Emmanuel Macron sa bene che questo voto è un test in vista delle presidenziali e infatti, anche se sostiene di non fare campagna elettorale in prima persona, guarda caso è in giro per il paese tra un evento e l’altro e fa capolino sui luoghi strategici con personaggi pop come l’attore Fabrice Luchini. Mentre Le Pen fa di tutto per non essere demonizzata, l’attuale presidente, che punta a un ennesimo mandato, la rincorre a destra. Da tempo ormai i suoi ministri nei dibattiti tv sorpassano Le Pen in tema di rapporti con il mondo islamico e assieme all’Eliseo virano verso derive securitarie. Secondo Sintomer questa manovra ha a che fare anche con la debolezza a sinistra: «Macron ha fatto una scelta tattica», dice il politologo. «Pensa che la sinistra, ancora disunita, non rappresenti un pericolo. Considera persi e inoffensivi quegli elettori, mentre si spinge verso destra, dove sa che potrebbe avere competitor forti». Xavier Bertrand, ex portavoce di Sarkozy ed ex ministro, vuole candidarsi alle presidenziali, schierato a destra ovviamente; intanto punta a buoni risultati alle amministrative.
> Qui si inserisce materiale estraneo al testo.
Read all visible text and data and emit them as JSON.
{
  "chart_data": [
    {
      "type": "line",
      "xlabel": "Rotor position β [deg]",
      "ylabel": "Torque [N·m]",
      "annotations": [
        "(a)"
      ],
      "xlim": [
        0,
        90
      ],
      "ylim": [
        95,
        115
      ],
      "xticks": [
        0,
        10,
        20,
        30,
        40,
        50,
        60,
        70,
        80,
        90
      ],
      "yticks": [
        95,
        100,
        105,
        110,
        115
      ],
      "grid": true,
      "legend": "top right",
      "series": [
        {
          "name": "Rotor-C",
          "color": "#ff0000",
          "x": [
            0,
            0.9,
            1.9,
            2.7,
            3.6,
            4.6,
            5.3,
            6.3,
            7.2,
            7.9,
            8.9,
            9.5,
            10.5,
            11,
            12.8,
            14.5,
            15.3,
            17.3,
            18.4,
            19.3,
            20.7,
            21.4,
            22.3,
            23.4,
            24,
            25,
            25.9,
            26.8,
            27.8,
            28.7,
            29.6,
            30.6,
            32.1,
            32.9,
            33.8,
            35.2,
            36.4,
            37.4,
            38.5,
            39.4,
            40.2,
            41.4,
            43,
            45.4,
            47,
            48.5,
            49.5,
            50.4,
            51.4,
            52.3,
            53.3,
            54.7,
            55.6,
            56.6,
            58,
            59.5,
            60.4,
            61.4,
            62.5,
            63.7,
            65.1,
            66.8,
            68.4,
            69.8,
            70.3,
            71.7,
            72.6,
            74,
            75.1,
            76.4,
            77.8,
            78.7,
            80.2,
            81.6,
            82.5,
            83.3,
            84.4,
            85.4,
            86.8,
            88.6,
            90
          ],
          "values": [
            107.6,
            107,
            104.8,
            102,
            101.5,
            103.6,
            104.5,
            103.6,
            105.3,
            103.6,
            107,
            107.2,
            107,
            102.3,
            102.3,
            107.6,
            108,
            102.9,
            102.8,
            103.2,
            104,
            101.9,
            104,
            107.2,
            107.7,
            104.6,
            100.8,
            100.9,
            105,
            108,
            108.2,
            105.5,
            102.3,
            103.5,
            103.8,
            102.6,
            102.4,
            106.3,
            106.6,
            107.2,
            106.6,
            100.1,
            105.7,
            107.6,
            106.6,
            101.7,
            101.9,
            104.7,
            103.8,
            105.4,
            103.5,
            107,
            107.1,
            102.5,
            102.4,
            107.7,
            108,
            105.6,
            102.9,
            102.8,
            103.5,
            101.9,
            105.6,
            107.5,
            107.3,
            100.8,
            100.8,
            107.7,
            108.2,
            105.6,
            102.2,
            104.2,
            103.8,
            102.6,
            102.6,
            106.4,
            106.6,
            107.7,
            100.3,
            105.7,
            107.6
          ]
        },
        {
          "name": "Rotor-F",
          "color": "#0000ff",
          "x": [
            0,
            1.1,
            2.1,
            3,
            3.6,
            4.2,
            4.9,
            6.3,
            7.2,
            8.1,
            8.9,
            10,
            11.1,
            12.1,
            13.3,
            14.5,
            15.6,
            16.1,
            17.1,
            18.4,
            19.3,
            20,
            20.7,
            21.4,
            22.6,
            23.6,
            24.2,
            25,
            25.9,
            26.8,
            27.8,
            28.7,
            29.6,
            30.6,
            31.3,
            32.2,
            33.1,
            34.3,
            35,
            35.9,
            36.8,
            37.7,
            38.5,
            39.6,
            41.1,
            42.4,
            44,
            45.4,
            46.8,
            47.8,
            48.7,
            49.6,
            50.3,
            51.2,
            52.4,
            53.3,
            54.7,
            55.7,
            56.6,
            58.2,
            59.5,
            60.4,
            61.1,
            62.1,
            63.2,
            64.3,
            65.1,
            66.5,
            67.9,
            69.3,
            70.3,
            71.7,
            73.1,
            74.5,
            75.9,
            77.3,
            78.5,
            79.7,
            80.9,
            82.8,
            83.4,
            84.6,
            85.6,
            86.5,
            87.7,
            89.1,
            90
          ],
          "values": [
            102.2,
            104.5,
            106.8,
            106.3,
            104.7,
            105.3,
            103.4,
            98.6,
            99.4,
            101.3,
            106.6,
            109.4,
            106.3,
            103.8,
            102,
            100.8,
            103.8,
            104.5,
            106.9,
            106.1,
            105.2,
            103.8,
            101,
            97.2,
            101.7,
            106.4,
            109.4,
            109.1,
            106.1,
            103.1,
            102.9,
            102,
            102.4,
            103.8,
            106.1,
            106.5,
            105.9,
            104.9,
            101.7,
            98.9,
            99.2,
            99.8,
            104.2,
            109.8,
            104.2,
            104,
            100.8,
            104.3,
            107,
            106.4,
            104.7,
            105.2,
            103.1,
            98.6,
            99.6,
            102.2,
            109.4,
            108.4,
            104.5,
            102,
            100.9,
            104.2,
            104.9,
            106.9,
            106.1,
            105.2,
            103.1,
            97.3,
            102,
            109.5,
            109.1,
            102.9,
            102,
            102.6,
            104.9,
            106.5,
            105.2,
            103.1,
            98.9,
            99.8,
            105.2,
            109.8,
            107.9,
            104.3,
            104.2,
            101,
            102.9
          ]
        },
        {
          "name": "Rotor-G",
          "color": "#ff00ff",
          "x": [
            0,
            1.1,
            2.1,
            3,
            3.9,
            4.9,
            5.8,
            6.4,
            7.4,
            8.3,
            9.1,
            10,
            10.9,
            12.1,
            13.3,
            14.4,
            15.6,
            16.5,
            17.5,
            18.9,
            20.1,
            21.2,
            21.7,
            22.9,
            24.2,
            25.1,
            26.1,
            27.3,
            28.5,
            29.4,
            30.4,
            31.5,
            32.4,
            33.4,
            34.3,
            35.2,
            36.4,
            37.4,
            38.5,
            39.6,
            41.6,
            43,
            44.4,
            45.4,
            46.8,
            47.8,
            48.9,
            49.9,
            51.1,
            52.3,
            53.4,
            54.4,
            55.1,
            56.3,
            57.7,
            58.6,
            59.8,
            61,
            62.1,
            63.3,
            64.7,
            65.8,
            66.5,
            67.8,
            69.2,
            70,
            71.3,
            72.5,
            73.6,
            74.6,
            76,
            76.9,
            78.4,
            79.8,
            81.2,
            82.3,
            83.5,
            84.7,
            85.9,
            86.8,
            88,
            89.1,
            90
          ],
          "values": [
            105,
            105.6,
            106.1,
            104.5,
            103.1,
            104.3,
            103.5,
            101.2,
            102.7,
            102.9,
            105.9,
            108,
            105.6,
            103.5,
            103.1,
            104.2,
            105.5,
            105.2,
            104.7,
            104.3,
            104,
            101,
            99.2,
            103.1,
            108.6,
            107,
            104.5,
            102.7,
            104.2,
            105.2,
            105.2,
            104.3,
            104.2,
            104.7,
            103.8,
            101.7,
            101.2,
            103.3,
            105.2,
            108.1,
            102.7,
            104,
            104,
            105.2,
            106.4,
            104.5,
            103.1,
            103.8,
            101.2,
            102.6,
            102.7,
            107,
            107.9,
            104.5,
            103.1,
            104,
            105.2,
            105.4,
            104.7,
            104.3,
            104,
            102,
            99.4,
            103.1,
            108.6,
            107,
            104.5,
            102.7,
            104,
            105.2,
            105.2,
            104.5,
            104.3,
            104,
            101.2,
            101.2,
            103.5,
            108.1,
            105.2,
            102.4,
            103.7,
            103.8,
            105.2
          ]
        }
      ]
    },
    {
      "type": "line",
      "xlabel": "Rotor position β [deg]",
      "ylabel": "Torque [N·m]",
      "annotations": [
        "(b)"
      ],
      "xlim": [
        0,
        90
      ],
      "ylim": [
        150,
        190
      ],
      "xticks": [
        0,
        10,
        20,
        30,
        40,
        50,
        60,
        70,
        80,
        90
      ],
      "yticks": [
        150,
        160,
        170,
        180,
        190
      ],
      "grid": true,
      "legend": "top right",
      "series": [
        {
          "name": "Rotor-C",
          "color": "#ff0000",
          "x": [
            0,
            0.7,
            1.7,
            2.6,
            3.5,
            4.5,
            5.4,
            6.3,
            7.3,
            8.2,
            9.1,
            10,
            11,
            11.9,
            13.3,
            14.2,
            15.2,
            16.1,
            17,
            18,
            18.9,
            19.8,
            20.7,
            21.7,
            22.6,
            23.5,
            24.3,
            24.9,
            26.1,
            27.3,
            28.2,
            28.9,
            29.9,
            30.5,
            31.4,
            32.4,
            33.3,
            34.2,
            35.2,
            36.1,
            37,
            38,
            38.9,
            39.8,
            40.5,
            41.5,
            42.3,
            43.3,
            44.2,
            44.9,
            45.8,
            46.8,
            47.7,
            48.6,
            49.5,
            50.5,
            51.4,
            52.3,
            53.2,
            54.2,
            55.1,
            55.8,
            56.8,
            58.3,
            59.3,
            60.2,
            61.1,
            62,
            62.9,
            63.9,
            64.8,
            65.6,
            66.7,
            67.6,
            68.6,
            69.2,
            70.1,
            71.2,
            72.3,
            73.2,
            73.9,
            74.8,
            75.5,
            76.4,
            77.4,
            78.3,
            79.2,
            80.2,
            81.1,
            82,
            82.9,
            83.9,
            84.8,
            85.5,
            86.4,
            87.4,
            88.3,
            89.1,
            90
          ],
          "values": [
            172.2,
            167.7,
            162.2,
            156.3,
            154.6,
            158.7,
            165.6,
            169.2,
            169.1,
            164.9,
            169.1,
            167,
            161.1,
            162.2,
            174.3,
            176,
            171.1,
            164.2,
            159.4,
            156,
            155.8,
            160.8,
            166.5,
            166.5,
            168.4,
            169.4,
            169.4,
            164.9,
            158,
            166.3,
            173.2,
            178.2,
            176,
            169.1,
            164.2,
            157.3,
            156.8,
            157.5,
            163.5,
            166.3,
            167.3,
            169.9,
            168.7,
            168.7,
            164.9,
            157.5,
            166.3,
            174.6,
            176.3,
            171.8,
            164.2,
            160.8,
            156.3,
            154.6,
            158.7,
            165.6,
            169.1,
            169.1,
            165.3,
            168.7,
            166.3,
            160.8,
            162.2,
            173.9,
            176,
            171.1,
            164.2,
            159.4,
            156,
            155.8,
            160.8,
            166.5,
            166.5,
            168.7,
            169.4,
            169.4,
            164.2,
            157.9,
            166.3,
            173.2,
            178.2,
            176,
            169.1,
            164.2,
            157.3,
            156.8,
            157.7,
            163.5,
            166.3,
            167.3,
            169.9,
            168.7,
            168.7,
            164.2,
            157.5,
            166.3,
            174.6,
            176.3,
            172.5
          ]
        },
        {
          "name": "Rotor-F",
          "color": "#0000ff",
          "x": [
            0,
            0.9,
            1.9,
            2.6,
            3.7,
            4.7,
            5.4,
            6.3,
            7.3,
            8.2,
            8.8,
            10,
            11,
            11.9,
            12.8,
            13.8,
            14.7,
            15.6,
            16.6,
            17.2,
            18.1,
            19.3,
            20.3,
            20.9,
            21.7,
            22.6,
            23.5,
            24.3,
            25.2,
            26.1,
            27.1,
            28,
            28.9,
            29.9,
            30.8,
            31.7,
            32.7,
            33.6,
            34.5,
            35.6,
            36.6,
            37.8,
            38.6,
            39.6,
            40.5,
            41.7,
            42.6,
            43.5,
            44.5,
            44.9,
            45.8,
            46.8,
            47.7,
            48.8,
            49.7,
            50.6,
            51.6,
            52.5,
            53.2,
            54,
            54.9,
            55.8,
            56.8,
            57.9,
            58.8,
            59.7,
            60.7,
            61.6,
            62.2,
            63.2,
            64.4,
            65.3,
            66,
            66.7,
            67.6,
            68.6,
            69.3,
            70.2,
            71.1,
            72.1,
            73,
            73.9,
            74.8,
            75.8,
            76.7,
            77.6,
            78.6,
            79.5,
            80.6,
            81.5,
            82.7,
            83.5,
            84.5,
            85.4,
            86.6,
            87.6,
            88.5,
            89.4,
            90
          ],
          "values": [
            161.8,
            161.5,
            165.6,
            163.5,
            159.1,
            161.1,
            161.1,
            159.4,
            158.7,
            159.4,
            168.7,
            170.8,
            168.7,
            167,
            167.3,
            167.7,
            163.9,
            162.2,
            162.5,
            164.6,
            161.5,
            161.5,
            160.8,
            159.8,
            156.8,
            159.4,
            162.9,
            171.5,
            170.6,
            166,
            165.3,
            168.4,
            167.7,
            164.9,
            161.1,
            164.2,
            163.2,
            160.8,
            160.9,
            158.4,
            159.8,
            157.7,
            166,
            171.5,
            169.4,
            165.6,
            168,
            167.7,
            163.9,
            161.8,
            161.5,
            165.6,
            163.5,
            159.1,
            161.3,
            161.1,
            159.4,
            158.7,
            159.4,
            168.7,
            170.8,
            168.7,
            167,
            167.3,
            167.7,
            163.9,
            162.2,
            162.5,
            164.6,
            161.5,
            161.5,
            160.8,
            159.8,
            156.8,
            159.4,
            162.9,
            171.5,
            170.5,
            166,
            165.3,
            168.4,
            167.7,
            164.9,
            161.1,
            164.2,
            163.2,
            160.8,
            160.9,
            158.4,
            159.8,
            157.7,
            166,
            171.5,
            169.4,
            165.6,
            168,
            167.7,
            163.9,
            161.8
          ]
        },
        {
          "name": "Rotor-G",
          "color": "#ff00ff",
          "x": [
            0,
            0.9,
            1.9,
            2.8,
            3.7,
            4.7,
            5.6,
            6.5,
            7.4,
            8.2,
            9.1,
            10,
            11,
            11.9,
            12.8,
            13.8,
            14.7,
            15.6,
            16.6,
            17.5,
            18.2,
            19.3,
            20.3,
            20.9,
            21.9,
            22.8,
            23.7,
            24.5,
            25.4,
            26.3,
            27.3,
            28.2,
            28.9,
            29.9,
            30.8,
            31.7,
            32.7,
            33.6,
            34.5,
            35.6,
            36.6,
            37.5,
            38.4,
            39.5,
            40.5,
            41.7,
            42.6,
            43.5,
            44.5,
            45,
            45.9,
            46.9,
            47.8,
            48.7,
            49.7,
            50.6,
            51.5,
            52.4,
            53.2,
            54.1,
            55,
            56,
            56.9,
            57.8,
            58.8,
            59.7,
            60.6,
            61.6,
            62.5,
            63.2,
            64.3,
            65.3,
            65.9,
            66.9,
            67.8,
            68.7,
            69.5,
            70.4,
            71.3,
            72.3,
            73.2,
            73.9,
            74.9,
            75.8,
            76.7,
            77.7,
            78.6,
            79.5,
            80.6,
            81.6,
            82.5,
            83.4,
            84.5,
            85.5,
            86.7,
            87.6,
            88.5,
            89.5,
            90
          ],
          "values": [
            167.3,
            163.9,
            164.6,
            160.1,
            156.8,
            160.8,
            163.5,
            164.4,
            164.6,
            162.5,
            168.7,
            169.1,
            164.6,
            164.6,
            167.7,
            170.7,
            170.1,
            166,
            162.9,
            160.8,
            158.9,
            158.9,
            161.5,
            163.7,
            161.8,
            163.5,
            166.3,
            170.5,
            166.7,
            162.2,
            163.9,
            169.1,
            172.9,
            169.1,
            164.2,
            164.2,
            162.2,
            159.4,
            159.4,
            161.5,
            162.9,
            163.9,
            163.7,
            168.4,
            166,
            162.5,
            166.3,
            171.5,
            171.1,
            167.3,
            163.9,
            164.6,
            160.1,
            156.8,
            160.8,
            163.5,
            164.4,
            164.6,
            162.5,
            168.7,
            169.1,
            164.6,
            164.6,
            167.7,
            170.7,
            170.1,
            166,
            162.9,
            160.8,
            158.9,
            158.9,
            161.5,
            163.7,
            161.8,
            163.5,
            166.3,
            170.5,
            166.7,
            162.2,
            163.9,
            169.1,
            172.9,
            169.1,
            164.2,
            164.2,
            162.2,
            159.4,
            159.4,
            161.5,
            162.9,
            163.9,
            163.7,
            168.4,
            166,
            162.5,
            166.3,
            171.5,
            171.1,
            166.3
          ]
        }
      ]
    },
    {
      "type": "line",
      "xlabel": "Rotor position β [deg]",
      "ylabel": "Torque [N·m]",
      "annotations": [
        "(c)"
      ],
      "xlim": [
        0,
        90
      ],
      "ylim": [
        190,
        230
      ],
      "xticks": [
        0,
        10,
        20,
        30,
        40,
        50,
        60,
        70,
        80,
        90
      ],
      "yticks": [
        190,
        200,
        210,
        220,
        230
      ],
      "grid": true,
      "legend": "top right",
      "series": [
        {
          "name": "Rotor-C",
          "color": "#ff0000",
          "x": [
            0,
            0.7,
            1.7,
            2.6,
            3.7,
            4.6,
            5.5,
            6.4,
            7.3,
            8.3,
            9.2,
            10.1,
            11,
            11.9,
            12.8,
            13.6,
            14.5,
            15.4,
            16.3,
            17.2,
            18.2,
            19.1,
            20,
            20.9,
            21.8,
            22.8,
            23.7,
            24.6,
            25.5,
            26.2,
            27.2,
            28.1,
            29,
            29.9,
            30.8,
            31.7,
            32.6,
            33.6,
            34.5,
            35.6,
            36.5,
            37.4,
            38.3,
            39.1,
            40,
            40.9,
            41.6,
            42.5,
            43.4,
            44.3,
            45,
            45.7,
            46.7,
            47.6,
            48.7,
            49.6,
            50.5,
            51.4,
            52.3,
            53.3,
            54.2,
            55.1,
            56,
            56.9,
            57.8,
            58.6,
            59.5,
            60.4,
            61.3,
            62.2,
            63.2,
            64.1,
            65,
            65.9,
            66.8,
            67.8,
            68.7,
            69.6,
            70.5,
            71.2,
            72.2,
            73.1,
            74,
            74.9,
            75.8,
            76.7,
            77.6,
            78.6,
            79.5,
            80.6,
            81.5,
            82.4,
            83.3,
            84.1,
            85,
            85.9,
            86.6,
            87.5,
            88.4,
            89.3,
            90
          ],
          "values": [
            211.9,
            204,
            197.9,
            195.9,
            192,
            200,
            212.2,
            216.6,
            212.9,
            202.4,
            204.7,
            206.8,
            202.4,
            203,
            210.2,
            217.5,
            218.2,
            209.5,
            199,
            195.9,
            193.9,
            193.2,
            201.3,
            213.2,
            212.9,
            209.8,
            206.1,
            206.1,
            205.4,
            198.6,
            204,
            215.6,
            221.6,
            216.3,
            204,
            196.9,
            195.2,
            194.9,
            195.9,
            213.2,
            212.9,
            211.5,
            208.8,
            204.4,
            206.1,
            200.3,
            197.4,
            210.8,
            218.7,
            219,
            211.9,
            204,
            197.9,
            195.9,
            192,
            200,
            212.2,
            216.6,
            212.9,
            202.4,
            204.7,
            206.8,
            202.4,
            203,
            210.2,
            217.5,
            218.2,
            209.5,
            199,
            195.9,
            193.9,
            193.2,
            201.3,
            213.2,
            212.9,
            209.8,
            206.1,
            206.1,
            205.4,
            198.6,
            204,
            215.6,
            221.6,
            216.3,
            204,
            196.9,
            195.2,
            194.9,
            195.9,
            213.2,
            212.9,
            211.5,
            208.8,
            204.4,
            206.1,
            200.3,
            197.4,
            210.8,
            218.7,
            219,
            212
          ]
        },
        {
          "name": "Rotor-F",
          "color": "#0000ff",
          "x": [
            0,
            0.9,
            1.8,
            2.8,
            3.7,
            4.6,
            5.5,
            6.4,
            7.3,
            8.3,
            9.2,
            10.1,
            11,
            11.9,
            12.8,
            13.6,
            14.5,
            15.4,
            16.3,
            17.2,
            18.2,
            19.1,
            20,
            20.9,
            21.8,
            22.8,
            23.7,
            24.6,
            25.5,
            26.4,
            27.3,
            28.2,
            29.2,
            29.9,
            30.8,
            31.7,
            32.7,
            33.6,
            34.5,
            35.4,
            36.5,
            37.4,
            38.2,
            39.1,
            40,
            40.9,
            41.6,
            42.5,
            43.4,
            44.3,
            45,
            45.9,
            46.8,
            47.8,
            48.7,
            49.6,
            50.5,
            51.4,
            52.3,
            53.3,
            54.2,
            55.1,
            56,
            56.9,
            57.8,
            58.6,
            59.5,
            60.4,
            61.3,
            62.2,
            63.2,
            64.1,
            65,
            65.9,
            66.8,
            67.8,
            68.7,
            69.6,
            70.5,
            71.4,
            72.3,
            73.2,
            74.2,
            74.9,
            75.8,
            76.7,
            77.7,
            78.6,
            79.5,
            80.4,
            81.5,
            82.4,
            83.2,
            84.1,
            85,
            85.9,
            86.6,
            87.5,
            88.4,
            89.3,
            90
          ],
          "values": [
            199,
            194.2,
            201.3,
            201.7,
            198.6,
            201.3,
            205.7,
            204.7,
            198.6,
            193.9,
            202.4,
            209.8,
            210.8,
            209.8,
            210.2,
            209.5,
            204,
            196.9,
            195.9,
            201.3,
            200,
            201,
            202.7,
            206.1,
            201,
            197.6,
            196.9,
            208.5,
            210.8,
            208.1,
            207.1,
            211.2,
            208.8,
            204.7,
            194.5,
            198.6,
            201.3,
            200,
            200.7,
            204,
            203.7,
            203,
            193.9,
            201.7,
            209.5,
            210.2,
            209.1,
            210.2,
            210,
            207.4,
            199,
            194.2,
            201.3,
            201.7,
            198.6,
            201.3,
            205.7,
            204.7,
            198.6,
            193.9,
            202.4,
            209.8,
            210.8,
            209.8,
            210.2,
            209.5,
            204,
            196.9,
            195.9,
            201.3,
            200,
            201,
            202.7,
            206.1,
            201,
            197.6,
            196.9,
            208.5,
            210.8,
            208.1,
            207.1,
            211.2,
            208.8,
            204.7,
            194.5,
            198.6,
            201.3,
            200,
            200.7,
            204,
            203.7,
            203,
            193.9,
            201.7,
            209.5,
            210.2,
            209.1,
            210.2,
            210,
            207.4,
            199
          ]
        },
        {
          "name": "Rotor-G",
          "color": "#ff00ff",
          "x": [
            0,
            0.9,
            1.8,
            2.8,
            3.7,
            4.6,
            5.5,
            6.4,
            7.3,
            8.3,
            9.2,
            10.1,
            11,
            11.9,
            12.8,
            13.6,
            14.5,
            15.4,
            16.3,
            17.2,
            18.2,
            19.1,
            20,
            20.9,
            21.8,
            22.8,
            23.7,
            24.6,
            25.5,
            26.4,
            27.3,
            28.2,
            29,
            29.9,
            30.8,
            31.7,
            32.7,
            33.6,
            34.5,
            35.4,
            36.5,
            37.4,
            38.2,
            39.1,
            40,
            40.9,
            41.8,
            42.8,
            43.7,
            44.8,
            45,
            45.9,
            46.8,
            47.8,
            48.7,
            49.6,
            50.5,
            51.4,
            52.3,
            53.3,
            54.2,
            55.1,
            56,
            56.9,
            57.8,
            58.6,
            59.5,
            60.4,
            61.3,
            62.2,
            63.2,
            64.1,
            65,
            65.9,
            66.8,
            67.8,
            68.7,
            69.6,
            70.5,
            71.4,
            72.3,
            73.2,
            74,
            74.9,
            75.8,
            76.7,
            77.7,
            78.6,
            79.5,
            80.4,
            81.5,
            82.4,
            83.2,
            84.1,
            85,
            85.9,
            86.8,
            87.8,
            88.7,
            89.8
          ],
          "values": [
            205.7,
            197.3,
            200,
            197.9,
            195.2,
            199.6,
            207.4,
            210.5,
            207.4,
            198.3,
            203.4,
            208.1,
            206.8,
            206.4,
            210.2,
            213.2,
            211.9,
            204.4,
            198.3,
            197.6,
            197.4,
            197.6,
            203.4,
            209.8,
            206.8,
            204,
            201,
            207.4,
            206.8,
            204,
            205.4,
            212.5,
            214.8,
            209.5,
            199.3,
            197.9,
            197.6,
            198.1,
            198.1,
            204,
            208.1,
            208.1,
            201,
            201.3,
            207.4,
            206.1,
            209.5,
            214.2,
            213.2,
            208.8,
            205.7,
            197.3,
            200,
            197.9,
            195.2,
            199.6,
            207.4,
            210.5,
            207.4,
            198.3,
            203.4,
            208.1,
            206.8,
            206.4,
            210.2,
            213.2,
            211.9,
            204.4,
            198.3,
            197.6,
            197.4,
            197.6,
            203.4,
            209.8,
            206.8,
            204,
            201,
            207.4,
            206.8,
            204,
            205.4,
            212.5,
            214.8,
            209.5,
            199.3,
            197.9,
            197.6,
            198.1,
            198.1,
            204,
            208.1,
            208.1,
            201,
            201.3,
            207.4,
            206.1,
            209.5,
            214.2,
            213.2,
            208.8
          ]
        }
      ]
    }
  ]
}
Pandemia e passioni spente

Nel frattempo la sinistra tradisce le aspettative del suo elettorato ancor prima del voto. «Si presenta completamente divisa in tre blocchi, i socialisti, i verdi e la sinistra della France Insoumise di Jean-Luc Mélenchon. Tutti i sondaggi suggeriscono che gli elettori di quell’area vorrebbero l’unione, e che se così fosse ci sarebbero ottime chance di vittoria in una maggioranza di regioni» dice Sintomer. Ma niente da fare: «Pur di competere per vedere chi avrà più chance alle presidenziali, la sinistra rischia davvero di essere spazzata via in queste amministrative». C’è poi la variabile dell’astensione. «Tradizionalmente – dice l’antropologa Lynda Dematteo dell’Ehess di Parigi, esperta proprio nei populismi di destra – l’astensione finisce per favorire l’estrema destra. Queste elezioni non hanno suscitato molto coinvolgimento». Yves Sintomer legge le attitudini dei francesi nello stesso modo: «Non c’è molta passione politica né grande mobilitazione». Una delle ragioni è di lungo corso, e riguarda «una crisi strutturale della politica, una diffidenza generalizzata verso i partiti e la classe politica». Ma secondo Sintomer anche la pandemia è un fattore che spiega il disimpegno. «La crisi da Covid-19 ha esaurito quasi tutti, ora la gente è sollevata di poter tornare a uscire e non pensa a fare politica». Eppure, proprio questa crisi esige di essere governata e richiede risposte politiche. «In teoria è proprio così, a maggior ragione ora che è evidente la malagestione di Covid-19 da parte del governo. Quando l’epidemia già dilagava in Italia, non è stato tempestivo. Nella terza ondata ha aspettato troppo prima di chiudere; avrebbe potuto evitare molti morti. Ma oggi la classe politica francese di fronte alla crisi è incapace di una visione forte alternativa».